Peer Review Process
Articles submitted to Information & Culture: A Journal of History are initially reviewed by the editor, who determines whether the manuscript will be sent to outside reviewers. If chosen for review, the manuscript is then evaluated in a double-blind process by at least two outside reviewers, including members of the journal's Editorial Advisory Board, and/or other experts in relevant fields as selected by the editor. This peer review process is designed to assure that Information & Culture publishes only original, accurate, and timely articles that contribute to the understanding of the history of collections of recorded knowledge.
Reviewers are asked to assess submissions based on depth of original research, accuracy, historical perspective, appropriate documentation, readability, and suitability of content. (See reader report form.)

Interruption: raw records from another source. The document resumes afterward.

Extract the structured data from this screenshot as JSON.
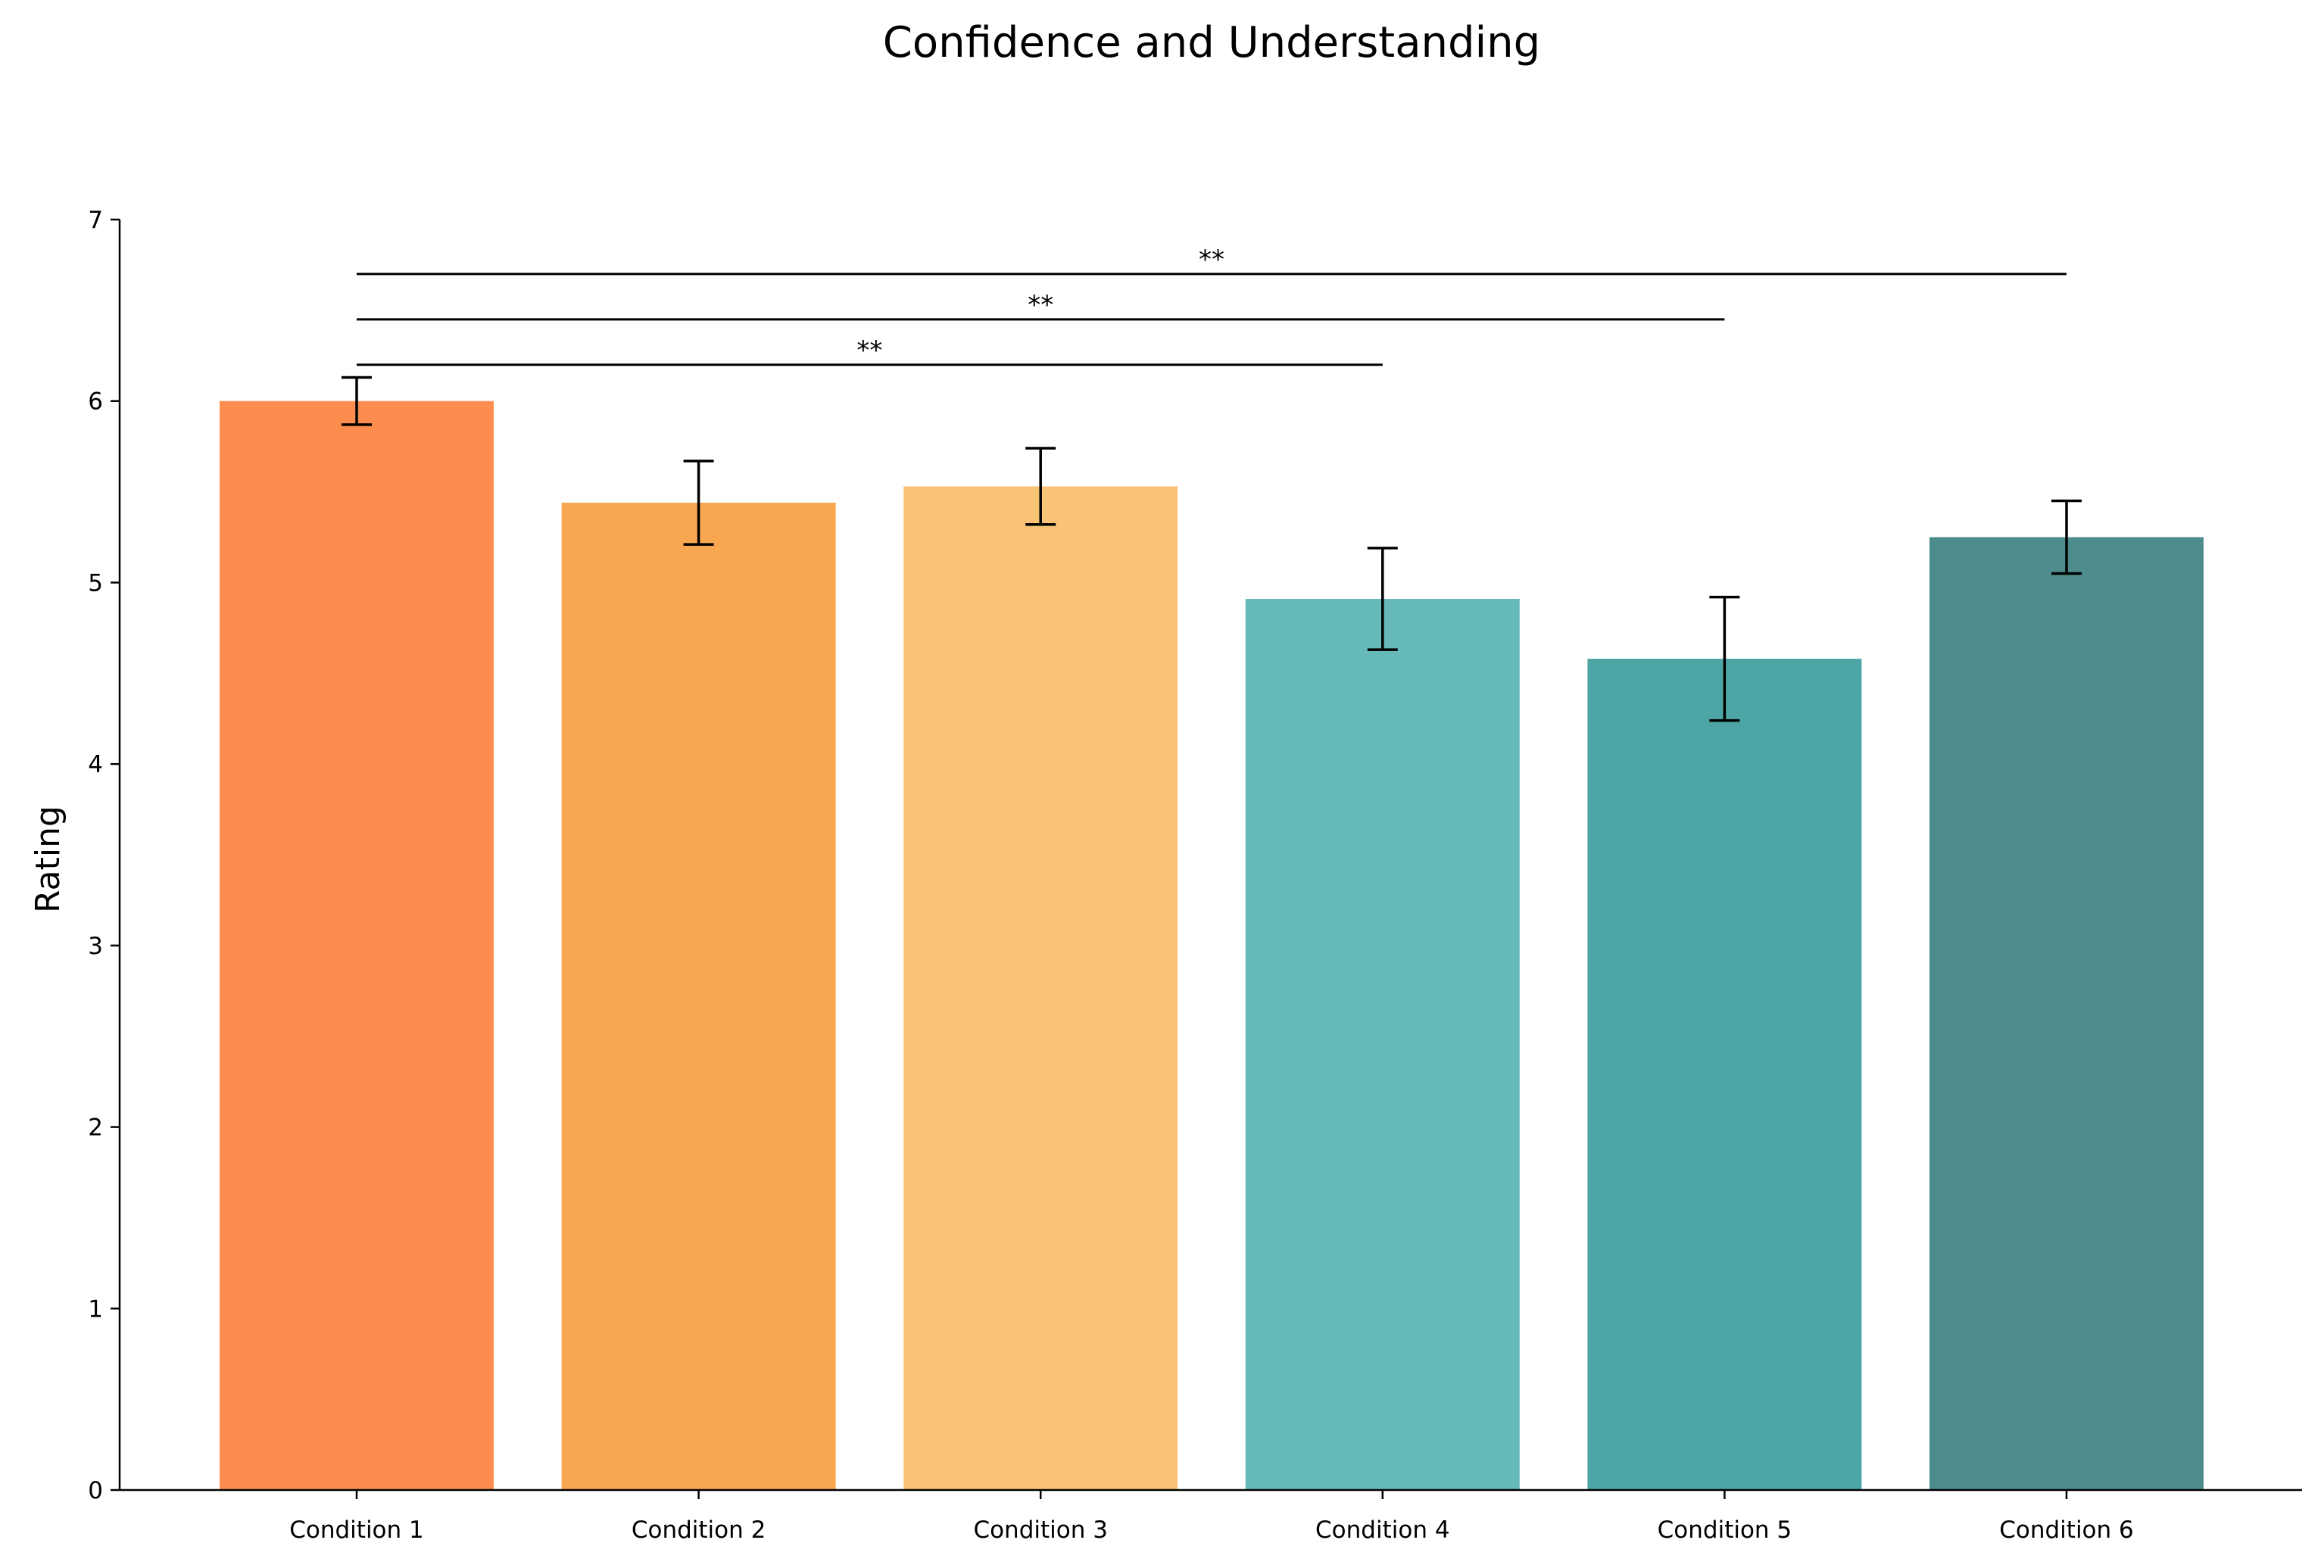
{
  "chart_data": {
    "type": "bar",
    "title": "Confidence and Understanding",
    "xlabel": "",
    "ylabel": "Rating",
    "ylim": [
      0,
      7
    ],
    "yticks": [
      "0",
      "1",
      "2",
      "3",
      "4",
      "5",
      "6",
      "7"
    ],
    "categories": [
      "Condition 1",
      "Condition 2",
      "Condition 3",
      "Condition 4",
      "Condition 5",
      "Condition 6"
    ],
    "values": [
      6.0,
      5.44,
      5.53,
      4.91,
      4.58,
      5.25
    ],
    "errors": [
      0.13,
      0.23,
      0.21,
      0.28,
      0.34,
      0.2
    ],
    "colors": [
      "#fc8d4f",
      "#f9a651",
      "#f9c375",
      "#66b9b9",
      "#4ea5a6",
      "#4c8c8c"
    ],
    "significance": [
      {
        "from": "Condition 1",
        "to": "Condition 4",
        "y": 6.2,
        "label": "**"
      },
      {
        "from": "Condition 1",
        "to": "Condition 5",
        "y": 6.45,
        "label": "**"
      },
      {
        "from": "Condition 1",
        "to": "Condition 6",
        "y": 6.7,
        "label": "**"
      }
    ],
    "grid": false,
    "legend": "none"
  }
}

Questions addressed include:
- Is the topic within the scope of the journal?
- Is the topic significant and presented within a historical context?

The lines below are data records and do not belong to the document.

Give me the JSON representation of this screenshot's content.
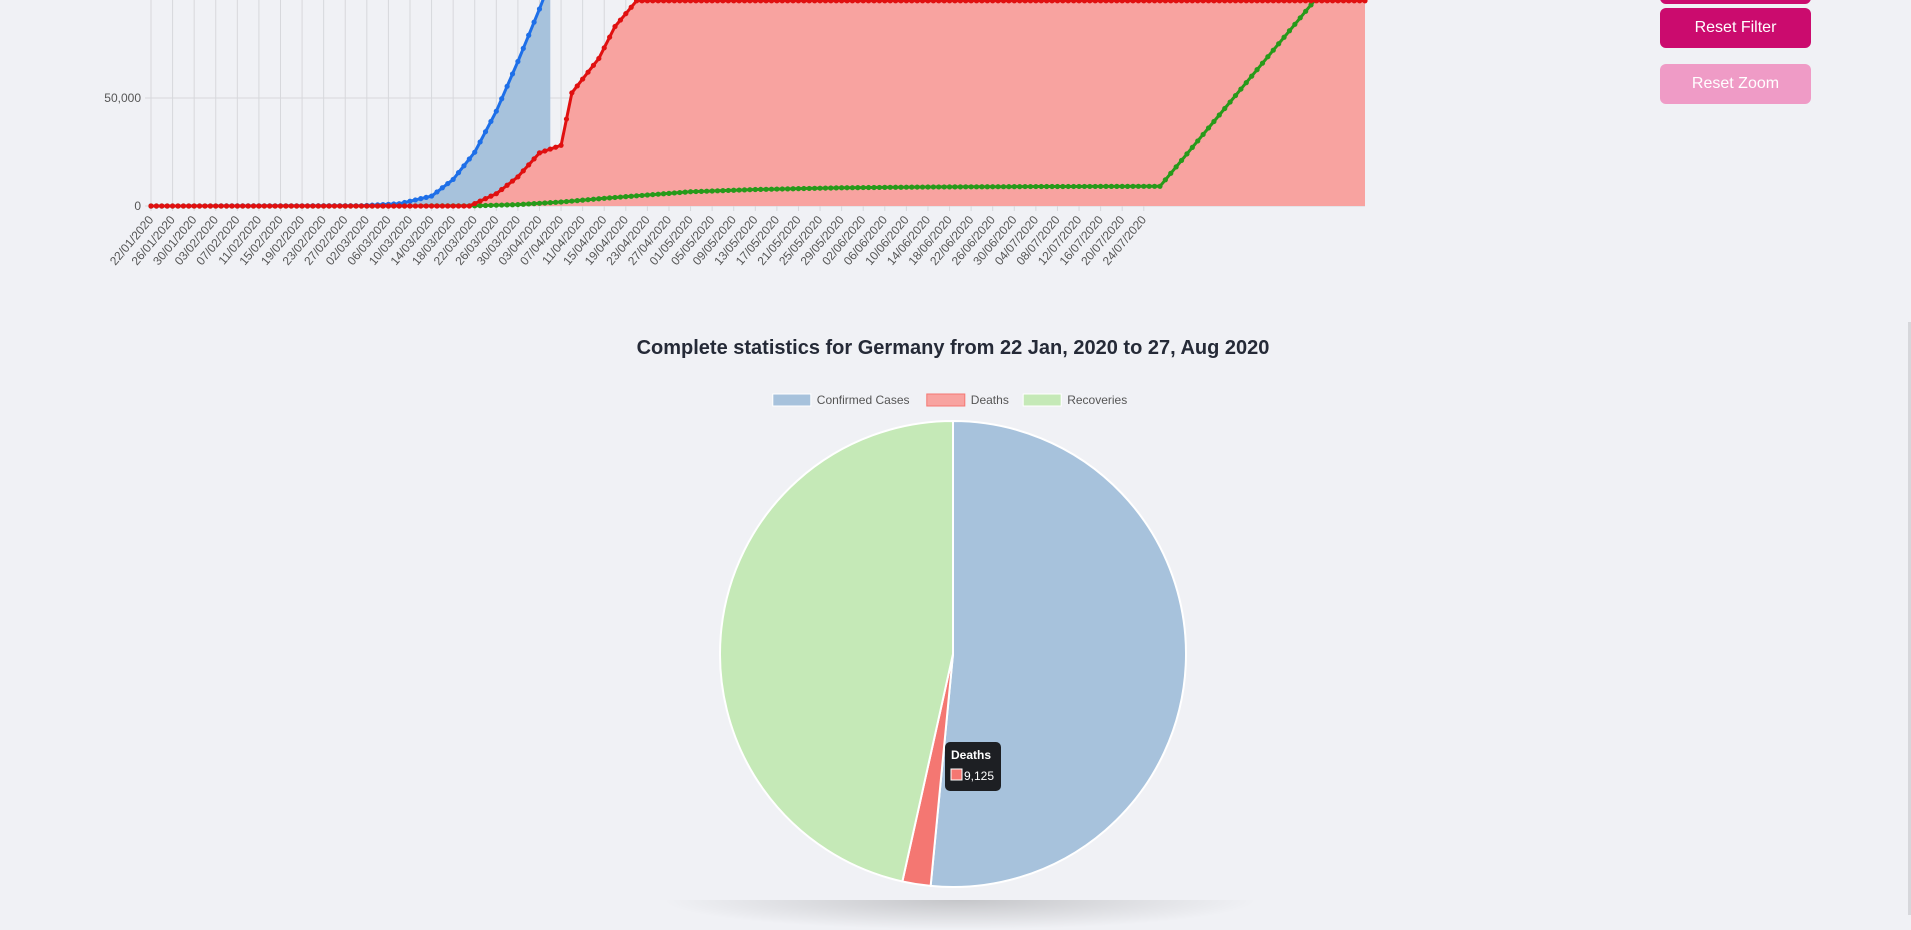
{
  "colors": {
    "confirmed_fill": "#a7c2dc",
    "confirmed_line": "#1e6fe8",
    "deaths_fill": "#f8a3a0",
    "deaths_line": "#e01010",
    "recoveries_fill": "#c5e9b7",
    "recoveries_line": "#279a1a",
    "pie_deaths": "#f47772",
    "button_primary": "#cb0b6e",
    "button_disabled": "#ef9bc6",
    "grid": "#d7d8dc",
    "tooltip_bg": "#1d1f23"
  },
  "buttons": {
    "reset_filter": "Reset Filter",
    "reset_zoom": "Reset Zoom"
  },
  "chart_data": [
    {
      "type": "area",
      "title": "",
      "xlabel": "",
      "ylabel": "",
      "y_tick_labels": [
        "0",
        "50,000"
      ],
      "ylim": [
        0,
        95000
      ],
      "x_tick_labels": [
        "22/01/2020",
        "26/01/2020",
        "30/01/2020",
        "03/02/2020",
        "07/02/2020",
        "11/02/2020",
        "15/02/2020",
        "19/02/2020",
        "23/02/2020",
        "27/02/2020",
        "02/03/2020",
        "06/03/2020",
        "10/03/2020",
        "14/03/2020",
        "18/03/2020",
        "22/03/2020",
        "26/03/2020",
        "30/03/2020",
        "03/04/2020",
        "07/04/2020",
        "11/04/2020",
        "15/04/2020",
        "19/04/2020",
        "23/04/2020",
        "27/04/2020",
        "01/05/2020",
        "05/05/2020",
        "09/05/2020",
        "13/05/2020",
        "17/05/2020",
        "21/05/2020",
        "25/05/2020",
        "29/05/2020",
        "02/06/2020",
        "06/06/2020",
        "10/06/2020",
        "14/06/2020",
        "18/06/2020",
        "22/06/2020",
        "26/06/2020",
        "30/06/2020",
        "04/07/2020",
        "08/07/2020",
        "12/07/2020",
        "16/07/2020",
        "20/07/2020",
        "24/07/2020"
      ],
      "grid": true,
      "series": [
        {
          "name": "Confirmed Cases",
          "x": [
            "22/01/2020",
            "01/03/2020",
            "08/03/2020",
            "14/03/2020",
            "18/03/2020",
            "22/03/2020",
            "26/03/2020",
            "30/03/2020",
            "03/04/2020"
          ],
          "values": [
            0,
            130,
            1040,
            4590,
            12300,
            24900,
            43900,
            66900,
            91200
          ]
        },
        {
          "name": "Recoveries",
          "x": [
            "22/01/2020",
            "21/03/2020",
            "26/03/2020",
            "30/03/2020",
            "03/04/2020",
            "07/04/2020",
            "09/04/2020",
            "14/04/2020",
            "17/04/2020",
            "21/04/2020"
          ],
          "values": [
            0,
            0,
            5700,
            13500,
            24600,
            28100,
            52400,
            68300,
            83100,
            95000
          ]
        },
        {
          "name": "Deaths",
          "x": [
            "22/01/2020",
            "08/03/2020",
            "22/03/2020",
            "30/03/2020",
            "07/04/2020",
            "15/04/2020",
            "23/04/2020",
            "01/05/2020",
            "13/05/2020",
            "29/05/2020",
            "14/06/2020",
            "04/07/2020",
            "27/07/2020"
          ],
          "values": [
            0,
            0,
            100,
            650,
            1850,
            3570,
            5090,
            6610,
            7630,
            8440,
            8800,
            9010,
            9125
          ]
        }
      ]
    },
    {
      "type": "pie",
      "title": "Complete statistics for Germany from 22 Jan, 2020 to 27, Aug 2020",
      "legend_position": "top",
      "categories": [
        "Confirmed Cases",
        "Deaths",
        "Recoveries"
      ],
      "values": [
        240400,
        9125,
        217000
      ],
      "tooltip": {
        "label": "Deaths",
        "value": "9,125"
      }
    }
  ]
}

- Is the scholarship adequately documented?
- Is the article well organized?
The typical manuscript is reviewed by the editor and sent out to reviewers within a couple of weeks after submission. Reviewers typically have six weeks to prepare their review (a second round of reviews may be solicited if the initial reviewers disagree). Then a couple of weeks are typically required to reconcile reviewer comments (and identify any significant copyediting issues for papers that were accepted or accepted with slight revisions). Thus, it is quite possible that an author could hear back in less than two months from the time of submission. However, the realities of the peer-review process (difficulties in locating reviewers, slow reviewers, people's travel and vacation schedules, etc.) sometimes extend our timeline. You will receive a response as expeditiously as possible. If you are seeking publication for a tenure packet, please allow for ample review time and let us know this is a consideration. Authors receive the reviewers’ comments and are often asked to revise the manuscript in line with the reviewers’ and/or editor’s suggestions. If the revised article is accepted for publication, the editor then determines the journal issue in which it will appear.
With the change in the scope of the journal, we do not yet have enough data to make an accurate forecast of acceptance rates. For the period April 2011-March 2012 our acceptance rate was 20.5%. We anticipate that the acceptance rate will stabilize at well below 50 percent of submitted manuscripts.